I had the same problem JD , we baled 100 ac yesterday that had been down for 5 or 6 days depending on field. We big baled and wrapped all of it. This year for us it seems like the grasses and not just the fall grass is causing the problem. Seems like in the middle of a sunny day grass hay over 18% with perservative has been heating on us.


----------



## endrow (Dec 15, 2011)

JD3430 said:


> Well I waited a little longer today but with front moving thru, it was now or never. 92 degrees today.

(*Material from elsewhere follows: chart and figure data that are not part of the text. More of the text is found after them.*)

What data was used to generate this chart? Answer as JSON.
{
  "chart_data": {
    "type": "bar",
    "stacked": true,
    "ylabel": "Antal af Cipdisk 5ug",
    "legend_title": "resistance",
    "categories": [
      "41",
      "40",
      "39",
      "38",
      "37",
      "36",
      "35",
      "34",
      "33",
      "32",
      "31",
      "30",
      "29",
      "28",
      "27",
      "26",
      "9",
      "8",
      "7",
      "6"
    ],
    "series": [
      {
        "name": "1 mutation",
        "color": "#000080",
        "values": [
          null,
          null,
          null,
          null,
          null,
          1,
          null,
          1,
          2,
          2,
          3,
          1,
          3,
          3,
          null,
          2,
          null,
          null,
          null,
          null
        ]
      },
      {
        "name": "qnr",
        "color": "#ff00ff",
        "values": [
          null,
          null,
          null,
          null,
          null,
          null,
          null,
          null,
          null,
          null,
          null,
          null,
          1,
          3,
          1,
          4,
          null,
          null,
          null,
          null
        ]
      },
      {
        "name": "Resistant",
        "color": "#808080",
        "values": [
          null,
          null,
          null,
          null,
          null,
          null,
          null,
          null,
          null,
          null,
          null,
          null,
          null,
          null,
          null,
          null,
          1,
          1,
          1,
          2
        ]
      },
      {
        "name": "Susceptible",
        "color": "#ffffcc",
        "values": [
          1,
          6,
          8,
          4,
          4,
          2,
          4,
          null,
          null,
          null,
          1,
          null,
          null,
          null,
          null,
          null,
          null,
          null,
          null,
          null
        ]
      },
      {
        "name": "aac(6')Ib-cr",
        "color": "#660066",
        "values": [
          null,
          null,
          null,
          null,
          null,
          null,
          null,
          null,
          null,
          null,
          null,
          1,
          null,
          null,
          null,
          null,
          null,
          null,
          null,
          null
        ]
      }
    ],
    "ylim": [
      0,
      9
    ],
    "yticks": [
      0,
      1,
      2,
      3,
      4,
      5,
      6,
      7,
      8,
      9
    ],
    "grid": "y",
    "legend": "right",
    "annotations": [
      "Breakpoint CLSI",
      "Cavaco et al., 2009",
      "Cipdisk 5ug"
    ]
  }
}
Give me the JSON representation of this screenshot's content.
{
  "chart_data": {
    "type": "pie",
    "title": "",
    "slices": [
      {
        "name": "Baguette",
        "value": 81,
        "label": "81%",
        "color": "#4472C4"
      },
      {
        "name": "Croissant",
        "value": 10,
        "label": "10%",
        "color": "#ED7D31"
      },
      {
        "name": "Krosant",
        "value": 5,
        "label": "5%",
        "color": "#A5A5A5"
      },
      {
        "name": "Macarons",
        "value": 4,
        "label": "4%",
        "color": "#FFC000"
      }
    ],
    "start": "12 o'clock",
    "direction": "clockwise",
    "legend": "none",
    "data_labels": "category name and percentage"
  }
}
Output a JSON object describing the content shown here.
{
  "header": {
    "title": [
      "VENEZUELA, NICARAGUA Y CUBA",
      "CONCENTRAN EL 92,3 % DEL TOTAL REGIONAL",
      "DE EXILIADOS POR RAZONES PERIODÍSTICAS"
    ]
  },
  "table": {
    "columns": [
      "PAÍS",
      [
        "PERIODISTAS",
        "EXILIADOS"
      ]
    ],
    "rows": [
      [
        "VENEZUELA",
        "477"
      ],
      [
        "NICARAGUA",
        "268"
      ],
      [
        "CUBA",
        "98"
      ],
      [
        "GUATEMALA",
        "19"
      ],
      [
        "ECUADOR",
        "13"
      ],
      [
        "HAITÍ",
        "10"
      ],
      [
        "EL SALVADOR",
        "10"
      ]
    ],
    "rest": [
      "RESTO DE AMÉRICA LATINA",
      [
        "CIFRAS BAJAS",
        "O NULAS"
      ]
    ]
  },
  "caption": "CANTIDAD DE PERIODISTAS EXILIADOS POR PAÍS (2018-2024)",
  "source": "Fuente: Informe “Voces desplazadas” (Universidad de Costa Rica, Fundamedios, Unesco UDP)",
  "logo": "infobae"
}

Partly sunny and fairly humid.
> I baled up 63 4x5 biscuits.
> 53 read 18% moisture almost as a constant. I swear, it looked like broom straw. Brown, bleached out and just plain nasty. Didnt see more than 2 or 3 small wet slugs. To my amazement, 18% was the most common number on the harvest Tec screen. Some was 17% and a little was 19%.
> Had a wet area that can never be dry enough to make dry hay. Made 10 25% bales that'll end up mushroom hay.
> ...


 HOW much crop saver acid did you use


----------



## JD3430 (Jan 1, 2012)

endrow said:


> HOW much crop saver acid did you use


None. Barn is stuffed full of hay. Didnt want to use preservative on hay that's going to be tarped outside. 
Otherwise I would have used it.


----------